The Museum of the Kalavrita Holocaust is inextricably linked to the martyrdom past of the city and is loaded with emotion and memories.

On 13 December 1943 it was destined to play a leading role in the tragedy, as the German soldiers separated the population of Kalavrita in this place. Men and teenagers were taken to be executed, while young children, women and the elderly were locked inside the school, which was set on fire. This is where the horrific separation and all the brutality of Nazism was experienced.

With personal belongings of those executed, photographs, historical documents and artists' works inspired by the sacrifice of the Kalavritans, the Museum vividly captures the atrocity as it takes us on a tour through time and history.

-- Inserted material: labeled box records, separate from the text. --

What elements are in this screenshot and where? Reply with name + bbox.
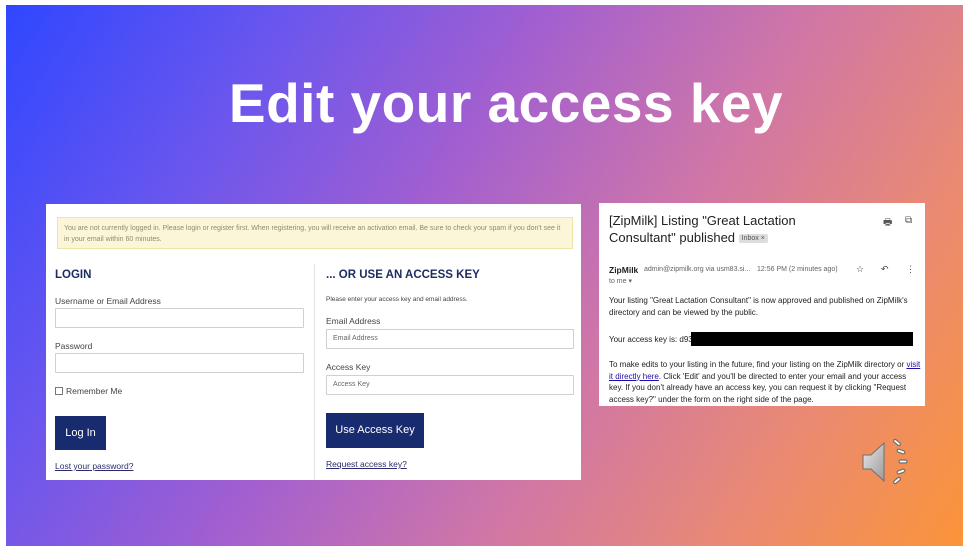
login-heading: LOGIN — [55, 269, 92, 281]
more-icon[interactable]: ⋮ — [906, 264, 915, 275]
email-subject: [ZipMilk] Listing "Great Lactation Consu… — [609, 212, 844, 246]
star-icon[interactable]: ☆ — [856, 264, 864, 275]
print-icon[interactable]: 🖶 — [883, 215, 892, 232]
email-input[interactable]: Email Address — [326, 329, 574, 349]
login-button[interactable]: Log In — [55, 416, 106, 450]
use-access-key-button[interactable]: Use Access Key — [326, 413, 424, 448]
open-external-icon[interactable]: ⧉ — [905, 215, 912, 226]
instructions-text-start: To make edits to your listing in the fut… — [609, 360, 907, 369]
redacted-access-key — [691, 332, 913, 346]
slide-title: Edit your access key — [228, 72, 784, 134]
inbox-label[interactable]: Inbox × — [738, 234, 768, 243]
login-notice: You are not currently logged in. Please … — [57, 217, 573, 249]
recipient-dropdown[interactable]: to me ▾ — [609, 277, 632, 285]
remember-me-label: Remember Me — [66, 386, 123, 396]
access-key-input[interactable]: Access Key — [326, 375, 574, 395]
email-time: 12:56 PM (2 minutes ago) — [757, 266, 838, 273]
sender-name: ZipMilk — [609, 265, 639, 275]
remember-me-checkbox[interactable] — [55, 387, 63, 395]
password-label: Password — [55, 341, 93, 351]
email-screenshot: [ZipMilk] Listing "Great Lactation Consu… — [599, 203, 925, 406]
request-access-key-link[interactable]: Request access key? — [326, 459, 407, 469]
password-input[interactable] — [55, 353, 304, 373]
access-key-instructions: Please enter your access key and email a… — [326, 296, 468, 303]
speaker-icon[interactable] — [860, 437, 910, 487]
login-screenshot: You are not currently logged in. Please … — [46, 204, 581, 480]
sender-address: admin@zipmilk.org via usm83.si... — [644, 266, 751, 273]
email-paragraph-published: Your listing "Great Lactation Consultant… — [609, 296, 908, 317]
email-paragraph-instructions: To make edits to your listing in the fut… — [609, 359, 921, 405]
email-label: Email Address — [326, 316, 381, 326]
access-key-heading: ... OR USE AN ACCESS KEY — [326, 269, 480, 281]
username-label: Username or Email Address — [55, 296, 161, 306]
column-divider — [314, 264, 315, 480]
slide: Edit your access key You are not current… — [6, 5, 963, 546]
access-key-label: Access Key — [326, 362, 371, 372]
reply-icon[interactable]: ↶ — [881, 264, 889, 275]
lost-password-link[interactable]: Lost your password? — [55, 461, 133, 471]
username-input[interactable] — [55, 308, 304, 328]
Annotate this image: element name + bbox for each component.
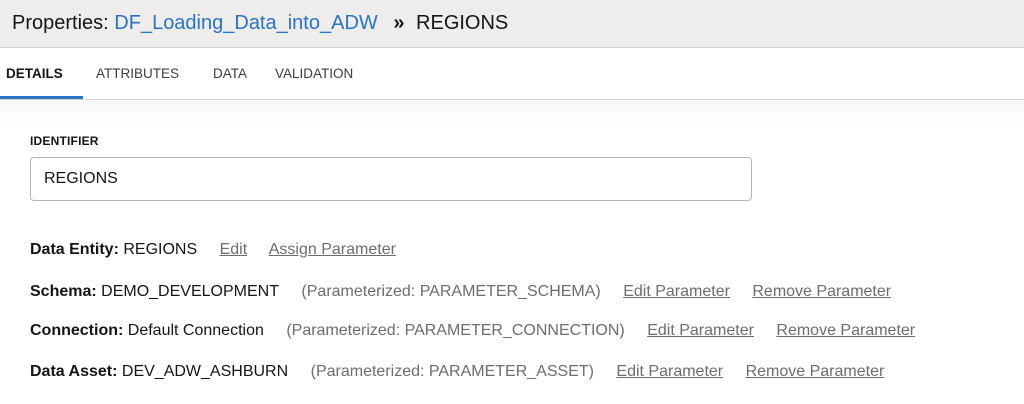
data-entity-row: Data Entity: REGIONS Edit Assign Paramet…	[30, 240, 414, 260]
connection-edit-parameter-link[interactable]: Edit Parameter	[647, 322, 754, 339]
tab-data[interactable]: DATA	[213, 66, 247, 82]
schema-remove-parameter-link[interactable]: Remove Parameter	[752, 283, 891, 300]
data-asset-key: Data Asset:	[30, 363, 118, 380]
properties-header: Properties: DF_Loading_Data_into_ADW » R…	[0, 0, 1024, 48]
identifier-input[interactable]	[30, 157, 752, 201]
breadcrumb-separator: »	[393, 12, 405, 34]
active-tab-indicator	[0, 96, 83, 99]
breadcrumb: Properties: DF_Loading_Data_into_ADW » R…	[12, 10, 508, 36]
data-entity-value: REGIONS	[123, 241, 198, 258]
schema-edit-parameter-link[interactable]: Edit Parameter	[623, 283, 730, 300]
properties-tabs: DETAILS ATTRIBUTES DATA VALIDATION	[0, 48, 1024, 100]
edit-data-entity-link[interactable]: Edit	[220, 241, 248, 258]
connection-parameter-note: (Parameterized: PARAMETER_CONNECTION)	[286, 322, 625, 339]
connection-key: Connection:	[30, 322, 124, 339]
assign-parameter-link[interactable]: Assign Parameter	[269, 241, 396, 258]
breadcrumb-current: REGIONS	[416, 12, 509, 34]
breadcrumb-dataflow-link[interactable]: DF_Loading_Data_into_ADW	[114, 12, 378, 34]
identifier-label: IDENTIFIER	[30, 134, 99, 148]
data-entity-key: Data Entity:	[30, 241, 119, 258]
data-asset-edit-parameter-link[interactable]: Edit Parameter	[616, 363, 723, 380]
connection-remove-parameter-link[interactable]: Remove Parameter	[776, 322, 915, 339]
schema-key: Schema:	[30, 283, 97, 300]
schema-row: Schema: DEMO_DEVELOPMENT (Parameterized:…	[30, 282, 909, 302]
tab-details[interactable]: DETAILS	[6, 66, 63, 82]
tab-validation[interactable]: VALIDATION	[275, 66, 353, 82]
tab-attributes[interactable]: ATTRIBUTES	[96, 66, 179, 82]
data-asset-remove-parameter-link[interactable]: Remove Parameter	[746, 363, 885, 380]
details-panel: IDENTIFIER Data Entity: REGIONS Edit Ass…	[0, 100, 1024, 404]
data-asset-parameter-note: (Parameterized: PARAMETER_ASSET)	[310, 363, 594, 380]
data-asset-row: Data Asset: DEV_ADW_ASHBURN (Parameteriz…	[30, 362, 902, 382]
data-asset-value: DEV_ADW_ASHBURN	[121, 363, 289, 380]
schema-value: DEMO_DEVELOPMENT	[101, 283, 279, 300]
schema-parameter-note: (Parameterized: PARAMETER_SCHEMA)	[301, 283, 601, 300]
breadcrumb-prefix: Properties:	[12, 12, 109, 34]
connection-value: Default Connection	[127, 322, 264, 339]
connection-row: Connection: Default Connection (Paramete…	[30, 321, 933, 341]
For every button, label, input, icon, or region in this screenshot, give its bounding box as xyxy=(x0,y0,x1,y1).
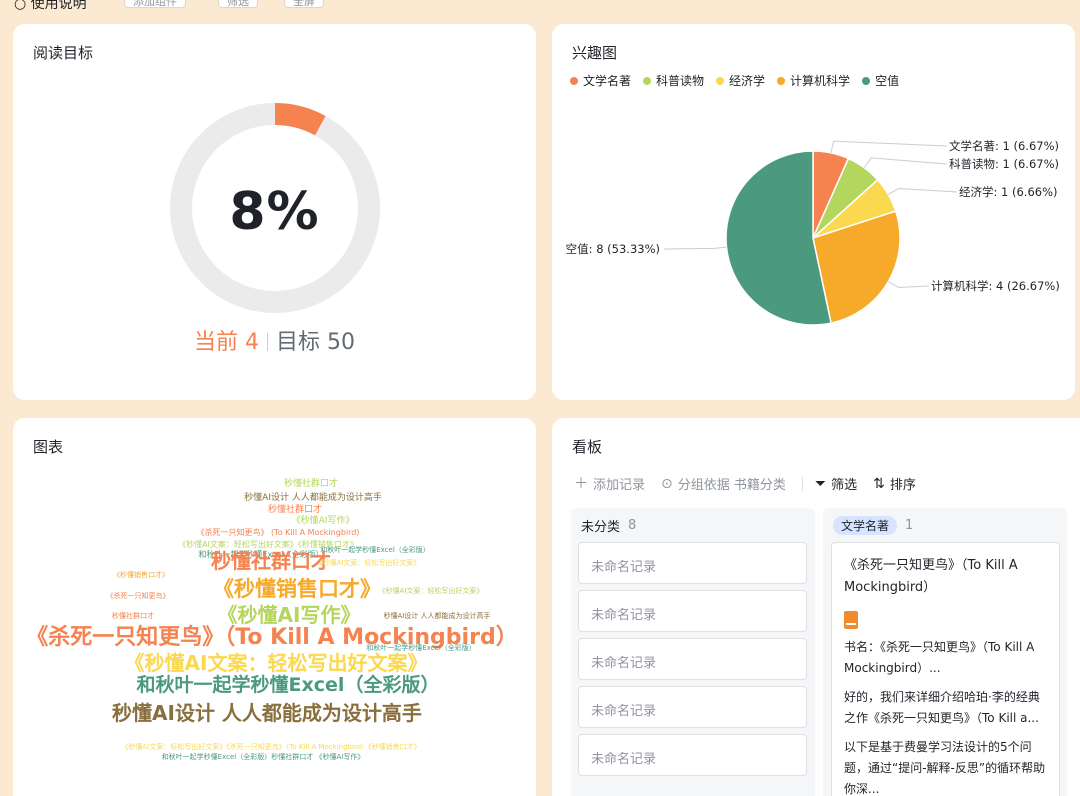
pie-data-label: 空值: 8 (53.33%) xyxy=(566,242,660,256)
target-count: 目标 50 xyxy=(276,330,355,355)
word-cloud-word: 和秋叶一起学秒懂Excel（全彩版） xyxy=(320,545,430,554)
legend-label: 空值 xyxy=(875,74,900,88)
column-count: 8 xyxy=(628,518,637,533)
word-cloud-word: 秒懂AI设计 人人都能成为设计高手 xyxy=(383,611,490,620)
filter-icon: ⏷ xyxy=(814,475,827,492)
filter-label: 筛选 xyxy=(831,478,858,493)
progress-percent: 8% xyxy=(229,182,320,242)
word-cloud: 秒懂社群口才秒懂AI设计 人人都能成为设计高手秒懂社群口才《秒懂AI写作》《杀死… xyxy=(26,477,517,761)
sort-icon: ⇅ xyxy=(873,475,885,492)
word-cloud-word: 《秒懂AI文案：轻松写出好文案》《杀死一只知更鸟》（To Kill A Mock… xyxy=(121,742,420,751)
pie-data-label: 经济学: 1 (6.66%) xyxy=(959,185,1058,199)
pie-label-line xyxy=(663,246,727,250)
word-cloud-word: 和秋叶一起学秒懂Excel（全彩版）秒懂社群口才 《秒懂AI写作》 xyxy=(162,752,365,761)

At the entrance of the Museum, the shocking sculpture of the Suffering Mother, conveys the anguish, and the mourning experienced by the Kalavritans in 1943, but also the fortitude, the tremendous freedom to fight with all your strength to rebuild your life from the beginning.

On 13 December 1943 the school was burnt to the ground and after the liberation it was rebuilt according to its original plan. In 1955 it was reopened as a school, while in 1986 it was declared a historical monument by the Ministry of Culture and it was decided to house the Municipal Museum of the Kalavritan Holocaust, which was inaugurated on 9 January 2005 (by the former President of the Hellenic Republic, Mr. Konstantinos Stephanopoulos). It is worth mentioning that there is a digital tour application available for the exhibition areas of the Museum and the monuments of the martyred city of Kalavrita and the wider region.